UPDATE 3-Soccer-Former Juve chief Moggi jailed for 18 months

Thu Jan 8, 2009 3:34pm GMT

(Adds probability Moggi will not serve sentence)

ROME Jan 8 (Reuters) - Former Juventus general manager Luciano Moggi was sentenced to 18 months in prison after being found guilty in the Gea World transfer corruption trial on Thursday.

Agent Davide Lippi, son of Italy coach Marcello Lippi, was acquitted along with three others following the long-running Rome trial.

Prosecutors had wanted Moggi, 71, to go to jail for six years for using the Gea soccer management agency to manipulate the Italian transfer market.

First jail terms in Italy do not start until an appeals process is exhausted.

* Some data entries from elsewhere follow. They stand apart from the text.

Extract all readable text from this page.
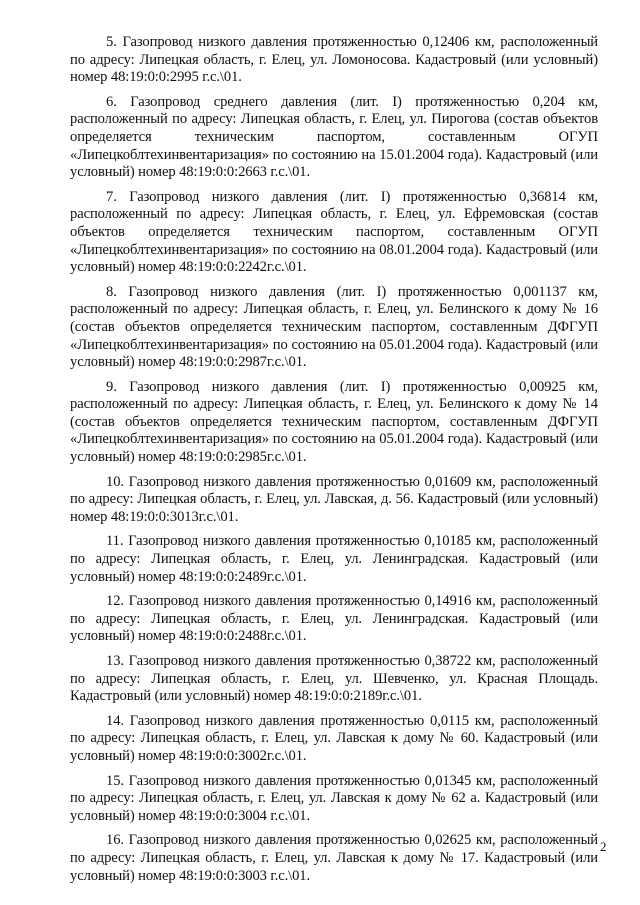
5. Газопровод низкого давления протяженностью 0,12406 км, расположенный по адресу: Липецкая область, г. Елец, ул. Ломоносова. Кадастровый (или условный) номер 48:19:0:0:2995 г.с.\01.

6. Газопровод среднего давления (лит. I) протяженностью 0,204 км, расположенный по адресу: Липецкая область, г. Елец, ул. Пирогова (состав объектов определяется техническим паспортом, составленным ОГУП «Липецкоблтехинвентаризация» по состоянию на 15.01.2004 года). Кадастровый (или условный) номер 48:19:0:0:2663 г.с.\01.

7. Газопровод низкого давления (лит. I) протяженностью 0,36814 км, расположенный по адресу: Липецкая область, г. Елец, ул. Ефремовская (состав объектов определяется техническим паспортом, составленным ОГУП «Липецкоблтехинвентаризация» по состоянию на 08.01.2004 года). Кадастровый (или условный) номер 48:19:0:0:2242г.с.\01.

8. Газопровод низкого давления (лит. I) протяженностью 0,001137 км, расположенный по адресу: Липецкая область, г. Елец, ул. Белинского к дому № 16 (состав объектов определяется техническим паспортом, составленным ДФГУП «Липецкоблтехинвентаризация» по состоянию на 05.01.2004 года). Кадастровый (или условный) номер 48:19:0:0:2987г.с.\01.

9. Газопровод низкого давления (лит. I) протяженностью 0,00925 км, расположенный по адресу: Липецкая область, г. Елец, ул. Белинского к дому № 14 (состав объектов определяется техническим паспортом, составленным ДФГУП «Липецкоблтехинвентаризация» по состоянию на 05.01.2004 года). Кадастровый (или условный) номер 48:19:0:0:2985г.с.\01.

10. Газопровод низкого давления протяженностью 0,01609 км, расположенный по адресу: Липецкая область, г. Елец, ул. Лавская, д. 56. Кадастровый (или условный) номер 48:19:0:0:3013г.с.\01.

11. Газопровод низкого давления протяженностью 0,10185 км, расположенный по адресу: Липецкая область, г. Елец, ул. Ленинградская. Кадастровый (или условный) номер 48:19:0:0:2489г.с.\01.

12. Газопровод низкого давления протяженностью 0,14916 км, расположенный по адресу: Липецкая область, г. Елец, ул. Ленинградская. Кадастровый (или условный) номер 48:19:0:0:2488г.с.\01.

13. Газопровод низкого давления протяженностью 0,38722 км, расположенный по адресу: Липецкая область, г. Елец, ул. Шевченко, ул. Красная Площадь. Кадастровый (или условный) номер 48:19:0:0:2189г.с.\01.

14. Газопровод низкого давления протяженностью 0,0115 км, расположенный по адресу: Липецкая область, г. Елец, ул. Лавская к дому № 60. Кадастровый (или условный) номер 48:19:0:0:3002г.с.\01.

15. Газопровод низкого давления протяженностью 0,01345 км, расположенный по адресу: Липецкая область, г. Елец, ул. Лавская к дому № 62 а. Кадастровый (или условный) номер 48:19:0:0:3004 г.с.\01.

16. Газопровод низкого давления протяженностью 0,02625 км, расположенный по адресу: Липецкая область, г. Елец, ул. Лавская к дому № 17. Кадастровый (или условный) номер 48:19:0:0:3003 г.с.\01.

2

Judicial sources said Moggi was also unlikely to serve the sentence because of a 2006 pardon by the government.

His case began just before the controversial pardon which freed thousands of convicted criminals from jail.

Moggi was accused of using threats and violence to make players sign for the management agency and for specific clubs so that his Juve side could prosper.

Moggi, already banned from football for five years for his part in a 2006 Italian match-fixing affair, is facing a separate criminal trial over that scandal as well as a probe into Juve's finances during his tenure.

Moggi's son Alessandro, who ran Gea World, was given a 14-month sentence.

Juve were demoted to Italy's second division in 2006 and had their 2005 and 2006 titles taken away when investigators ruled that then general manager Moggi was trying to pick favourable referees as part of the match-fixing scandal.

The Turin club are back in Serie A, lying second midway through the season, and no longer have any connection with Moggi.

A host of witnesses were called to give evidence at the Gea trial last year, including Italy coach Lippi, Juve's French striker David Trezeguet and England coach Fabio Capello.

Capello was accused by prosecutor Luca Palamara of withholding information from the trial and an investigation was launched into the former Juve boss.